RENDE – Una battaglia epica, un palazzetto ribollente di passione e un finale da cinema. La Pirossigeno Cosenza scrive una pagina indelebile della sua stagione fermando sul 3-3 la corazzata Meta Catania, capolista della Serie A e Campione d’Italia in carica. In un PalaPirossigeno sold-out (circa mille spettatori), i lupi strappano un punto d’oro che profuma di impresa, superando anche un arbitraggio che ha fatto discutere.
Avvio sprint della Pirossigeno Cosenza con Marcelinho e Trentin
L’approccio dei rossoblù è feroce. Sostenuti dal muro umano del proprio pubblico, gli uomini di casa aggrediscono i siciliani sin dai primi secondi. Dopo i timidi tentativi di Tonidandel e Vavà, la pressione calabrese dà i suoi frutti:
Il vantaggio: Assist chirurgico di Arrieta per Marcelinho, che non sbaglia e firma il suo 13° sigillo stagionale. Neanche il tempo di esultare che Trentin è il più rapido sotto porta a ribadire in rete il pallone del 2-0.
La reazione della Meta Catania, però, è da grande squadra. Podda accorcia immediatamente le distanze e, proprio a un minuto dall’intervallo, Turmena trova la zampata del 2-2 che gela l’entusiasmo iniziale.
Proteste e tensione: il Catania sorpassa tra le polemiche
Nella ripresa i ritmi restano altissimi. Il portiere di casa Parisi sale in cattedra con interventi prodigiosi, mentre dall’altra parte il Cosenza spreca occasioni monumentali con Marchio e Marcelinho.
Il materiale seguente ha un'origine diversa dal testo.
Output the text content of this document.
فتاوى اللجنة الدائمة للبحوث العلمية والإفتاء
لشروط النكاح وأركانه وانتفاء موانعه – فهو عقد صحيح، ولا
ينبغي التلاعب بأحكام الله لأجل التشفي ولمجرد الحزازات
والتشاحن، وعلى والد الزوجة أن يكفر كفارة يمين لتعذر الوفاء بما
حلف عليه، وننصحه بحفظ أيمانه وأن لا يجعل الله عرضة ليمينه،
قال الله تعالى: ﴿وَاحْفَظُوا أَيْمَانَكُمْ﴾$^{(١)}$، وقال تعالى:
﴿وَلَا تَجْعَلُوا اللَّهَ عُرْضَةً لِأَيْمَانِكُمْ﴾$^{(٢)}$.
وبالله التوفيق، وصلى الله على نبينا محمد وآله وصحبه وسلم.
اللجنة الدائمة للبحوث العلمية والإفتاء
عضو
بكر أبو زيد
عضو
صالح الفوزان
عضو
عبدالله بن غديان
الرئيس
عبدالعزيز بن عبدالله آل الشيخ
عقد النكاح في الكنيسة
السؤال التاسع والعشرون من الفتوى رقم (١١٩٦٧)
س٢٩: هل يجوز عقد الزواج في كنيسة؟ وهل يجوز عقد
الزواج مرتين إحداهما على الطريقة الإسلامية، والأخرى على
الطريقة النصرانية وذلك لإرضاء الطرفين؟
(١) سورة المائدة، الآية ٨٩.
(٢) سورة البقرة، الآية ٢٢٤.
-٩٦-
A tre minuti dalla sirena, l’episodio che rischia di far saltare i nervi ai padroni di casa: dopo un fischio arbitrale per punizione poi annullato, nasce una situazione confusa che permette a Carmelo Musumeci di siglare il tap-in del 2-3. Le proteste rossoblù sono vibranti per la gestione della dinamica da parte dei direttori di gara, ma il gol viene convalidato.
Il capolavoro di Arrieta a 20 secondi dalla fine
Quando tutto sembrava perduto, il PalaPirossigeno è testimone di una prodezza balistica incredibile. A soli 23 secondi dalla fine, Kevin Arrieta si inventa un gol di rara bellezza che si insacca alle spalle di Siqueira. È il definitivo 3-3: il palazzetto esplode in un boato liberatorio che sancisce l’impresa contro i primi della classe.
Analisi e Prossimo Turno
Per la Pirossigeno Cosenza si tratta del quarto risultato utile consecutivo, una striscia positiva che certifica la crescita di un gruppo capace di giocare alla pari contro chiunque.
PIROSSIGENO COSENZA-META CATANIA 3-3 (pt 2-2)
COSENZA: Parisi, Tonidandel, Marcelinho, Vavà, Arrieta. De Brasi, Adornato, Marchio, Trentin, Canal, Saponara, Fantecele. All. Ibañes
CATANIA: Pedro Siqueira, Pulvirenti, Bocao, Turmena, Musumeci C.. Timm, Podda, Musumeci G., Silvestri, Dian Luka, Albertico, Sacon. All. Juanra
ARBITRI: Luca Di Battista di Avezzano, Andrea Cini di Perugia. CRONO: Francesco Saverio Mancuso di Lamezia Terme
MARCATORI: 03’21” pt Marcelinho (CO), 04’06” pt Trentin (CO), 05’26” pt Podda (CA), 18’35” pt Turmena (CA), 16’40” st Musumeci C. (CA), 19’37” st Arrieta (CO).
NOTE: Partita disputata alle ore 20:30 al PalaPirossigeno di fronte a circa un migliaio di spettatori. Ammoniti. 17’29” pt Ibañes (All. Cosenza), 03’48” st Marcelinho (CO), 06’09” st Saponara (CO), 13’00” st Vavà (CO), 15’05” st Musumeci C. (CA).